(Foto colhida em neilimafotos.blogspot.com.) |
Ia ele compenetrado na marcha, sem se dar conta da beleza da manhã de maio, com leves nuvens esparsas pelo céu que já anunciavam a partida, a fim de deixar o céu de um azul forte, quando, com passo mais apressado, passa por ele uma mulher mais jovem, loura, cabelos compridos, toda de malha negra colada ao corpo, cujos contornos pareciam esculpidos por Rodin em seus delírios de amor por Camille Claudel.

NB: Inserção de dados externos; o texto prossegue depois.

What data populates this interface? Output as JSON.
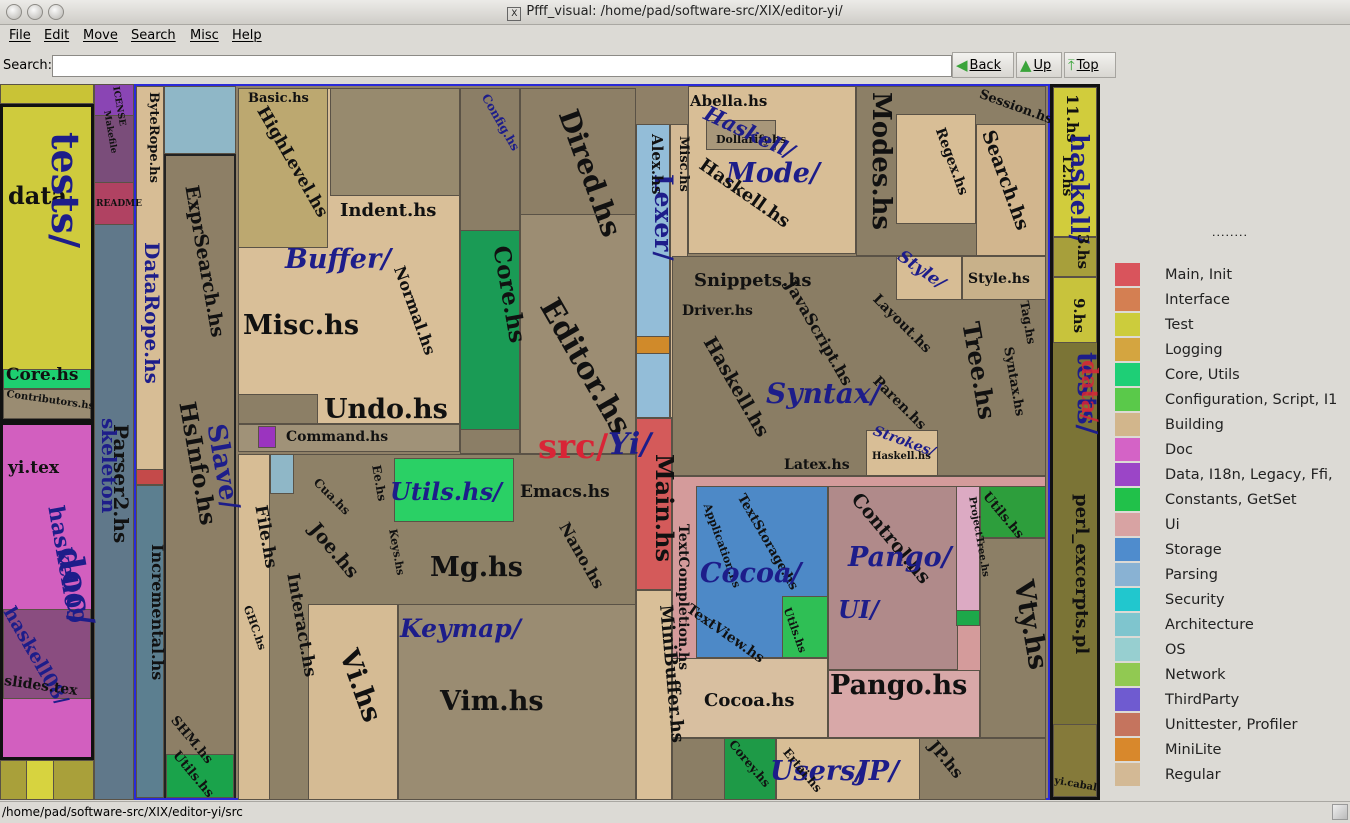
{
  "window": {
    "title": "Pfff_visual: /home/pad/software-src/XIX/editor-yi/",
    "x_icon": "X"
  },
  "menu": [
    "File",
    "Edit",
    "Move",
    "Search",
    "Misc",
    "Help"
  ],
  "search": {
    "label": "Search:",
    "value": "",
    "placeholder": ""
  },
  "nav": {
    "back": "Back",
    "up": "Up",
    "top": "Top"
  },
  "nav_icons": {
    "back": "arrow-left-icon",
    "up": "arrow-up-icon",
    "top": "arrow-top-icon"
  },
  "treemap_labels": {
    "data": "data",
    "tests": "tests/",
    "core": "Core.hs",
    "contributors": "Contributors.hs",
    "yitex": "yi.tex",
    "haskell09": "haskell09",
    "doc": "doc/",
    "haskell08": "haskell08/",
    "slides": "slides.tex",
    "readme": "README",
    "makefile": "Makefile",
    "icense": "ICENSE",
    "parser2": "Parser2.hs",
    "skeleton": "skeleton",
    "bytesrope": "ByteRope.hs",
    "datarope": "DataRope.hs",
    "exprsearch": "ExprSearch.hs",
    "hsinfo": "HsInfo.hs",
    "slave": "Slave/",
    "incremental": "Incremental.hs",
    "shm": "SHM.hs",
    "utils_left": "Utils.hs",
    "basic": "Basic.hs",
    "highlevel": "HighLevel.hs",
    "indent": "Indent.hs",
    "buffer": "Buffer/",
    "misc": "Misc.hs",
    "normal": "Normal.hs",
    "undo": "Undo.hs",
    "command": "Command.hs",
    "dired": "Dired.hs",
    "corelib": "Core.hs",
    "editor": "Editor.hs",
    "config": "Config.hs",
    "lexer": "Lexer/",
    "alex": "Alex.hs",
    "mischs": "Misc.hs",
    "abella": "Abella.hs",
    "dollarify": "Dollarify.hs",
    "haskellmode": "Haskell/",
    "mode": "Mode/",
    "haskell_mode_file": "Haskell.hs",
    "modes": "Modes.hs",
    "regex": "Regex.hs",
    "search": "Search.hs",
    "session": "Session.hs",
    "snippets": "Snippets.hs",
    "style_dir": "Style/",
    "style": "Style.hs",
    "driver": "Driver.hs",
    "javascript": "JavaScript.hs",
    "layout": "Layout.hs",
    "tree": "Tree.hs",
    "tag": "Tag.hs",
    "syntaxhs": "Syntax.hs",
    "haskell_syn": "Haskell.hs",
    "syntax": "Syntax/",
    "paren": "Paren.hs",
    "strokes": "Strokes/",
    "haskell_small": "Haskell.hs",
    "latex": "Latex.hs",
    "src": "src/",
    "yi": "Yi/",
    "mainhs": "Main.hs",
    "file": "File.hs",
    "cua": "Cua.hs",
    "ee": "Ee.hs",
    "utils_dir": "Utils.hs/",
    "emacs": "Emacs.hs",
    "joe": "Joe.hs",
    "keys": "Keys.hs",
    "mg": "Mg.hs",
    "nano": "Nano.hs",
    "ghc": "GHC.hs",
    "interact": "Interact.hs",
    "keymap": "Keymap/",
    "vi": "Vi.hs",
    "vim": "Vim.hs",
    "textcompletion": "TextCompletion.hs",
    "minibuffer": "MiniBuffer.hs",
    "application": "Application.hs",
    "textstorage": "TextStorage.hs",
    "cocoa_dir": "Cocoa/",
    "control": "Control.hs",
    "pango_dir": "Pango/",
    "ui": "UI/",
    "projecttree": "ProjectTree.hs",
    "utils_ui": "Utils.hs",
    "textview": "TextView.hs",
    "utilshs": "Utils.hs",
    "cocoa": "Cocoa.hs",
    "pango": "Pango.hs",
    "vty": "Vty.hs",
    "users": "Users/",
    "jp": "JP/",
    "corey": "Corey.hs",
    "ertai": "Ertai.hs",
    "jphs": "JP.hs",
    "r11": "11.hs",
    "r12": "12.hs",
    "r3": "3.hs",
    "haskell_r": "haskell/",
    "r9": "9.hs",
    "tests_r": "tests/",
    "data_r": "data/",
    "perl": "perl_excerpts.pl",
    "cabal": "yi.cabal"
  },
  "legend": {
    "dots": "........",
    "items": [
      {
        "label": "Main, Init",
        "color": "#d9545c"
      },
      {
        "label": "Interface",
        "color": "#d47f52"
      },
      {
        "label": "Test",
        "color": "#cccc3c"
      },
      {
        "label": "Logging",
        "color": "#d4a540"
      },
      {
        "label": "Core, Utils",
        "color": "#1ecf76"
      },
      {
        "label": "Configuration, Script, I1",
        "color": "#5ac94a"
      },
      {
        "label": "Building",
        "color": "#d2b68c"
      },
      {
        "label": "Doc",
        "color": "#d463c6"
      },
      {
        "label": "Data, I18n, Legacy, Ffi,",
        "color": "#9b45c7"
      },
      {
        "label": "Constants, GetSet",
        "color": "#21c14a"
      },
      {
        "label": "Ui",
        "color": "#d8a3a3"
      },
      {
        "label": "Storage",
        "color": "#4f8ccd"
      },
      {
        "label": "Parsing",
        "color": "#89b2d3"
      },
      {
        "label": "Security",
        "color": "#21c7ce"
      },
      {
        "label": "Architecture",
        "color": "#7fc5ce"
      },
      {
        "label": "OS",
        "color": "#97cfd0"
      },
      {
        "label": "Network",
        "color": "#91c952"
      },
      {
        "label": "ThirdParty",
        "color": "#6f5bd0"
      },
      {
        "label": "Unittester, Profiler",
        "color": "#c5745e"
      },
      {
        "label": "MiniLite",
        "color": "#d8882c"
      },
      {
        "label": "Regular",
        "color": "#d3b995"
      }
    ]
  },
  "status": "/home/pad/software-src/XIX/editor-yi/src"
}
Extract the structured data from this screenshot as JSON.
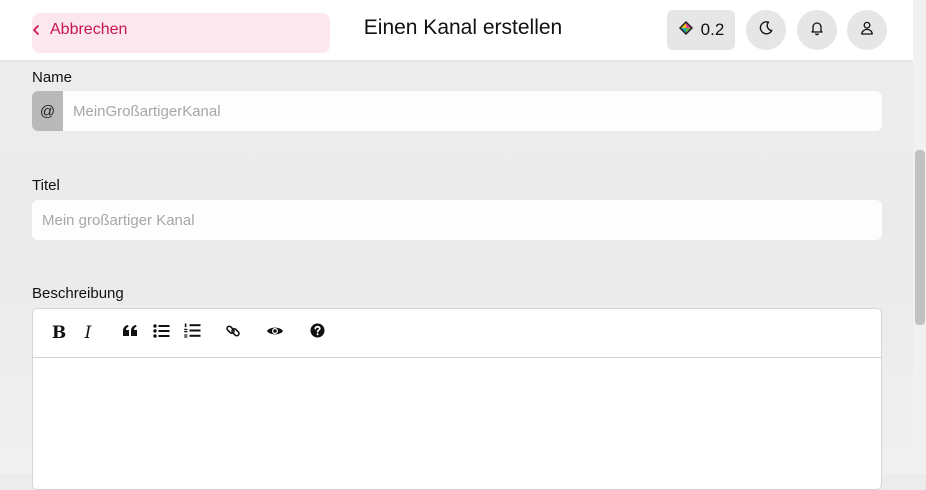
{
  "header": {
    "back_label": "Abbrechen",
    "title": "Einen Kanal erstellen",
    "version": "0.2",
    "theme_icon": "moon-icon",
    "notifications_icon": "bell-icon",
    "profile_icon": "user-icon"
  },
  "form": {
    "name": {
      "label": "Name",
      "prefix": "@",
      "value": "",
      "placeholder": "MeinGroßartigerKanal"
    },
    "title": {
      "label": "Titel",
      "value": "",
      "placeholder": "Mein großartiger Kanal"
    },
    "description": {
      "label": "Beschreibung",
      "toolbar": [
        {
          "name": "bold",
          "glyph": "B"
        },
        {
          "name": "italic",
          "glyph": "I"
        },
        {
          "name": "quote",
          "icon": "quote-icon"
        },
        {
          "name": "unordered-list",
          "icon": "list-ul-icon"
        },
        {
          "name": "ordered-list",
          "icon": "list-ol-icon"
        },
        {
          "name": "link",
          "icon": "link-icon"
        },
        {
          "name": "preview",
          "icon": "eye-icon"
        },
        {
          "name": "help",
          "icon": "question-circle-icon"
        }
      ]
    }
  },
  "colors": {
    "accent": "#c6154f",
    "page_background": "#ececec",
    "prefix_background": "#b9b9b9"
  }
}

O arrebatamento foi avassalador! O desacerto produzido em seu cérebro, até então amortecido, pela passagem daquela mulher refletiu-se no organismo, ao produzir-lhe espasmos nos músculos. Pensou mesmo que ia ter um troço, como na velha marchinha de carnaval de Jackson do Pandeiro. De imediato resolveu que ela era a mulher da sua vida, sem ela não poderia mais viver. E apertou o passo, na ânsia de se aproximar dela.
- Oi, não vejo você sempre por aqui.
A loura olhou-o de soslaio, sem diminuir o ritmo, e disse:
- É que eu vim há pouco de Itaocara. Morava lá. – E continuou na marcha.
Ele não poderia perder a oportunidade e procurou acompanhá-la, muito mais lépida que ele, num esforço a mais para não deixá-la afastar-se. Já um pouco mais ofegante, perguntou-lhe sobre sua vida, assim sem mais nem menos. Ela lhe disse, então, que ficara viúva e, por isso, resolvera mudar-se para Niterói. Ele lamentou a tragédia de sua vida, embora ela não parecesse assim tão abalada. Ainda comentou que o marido defunto, assoberbado por dívidas impagáveis, acabou por atirar-se da ponte sobre o rio Paraíba do Sul.
- Coitado! Morreu afogado? – lamentou-se ele.
- Não! Na verdade, o rio estava muito baixo e ele acabou batendo a cabeça na pedra. Foi concussão cerebral.
Quando viu que não ia conseguir acompanhá-la na subida do MAC, inventou a desculpa de que já estava na sua hora e combinou encontrá-la no dia seguinte naquela mesma hora, naquele mesmo calçadão.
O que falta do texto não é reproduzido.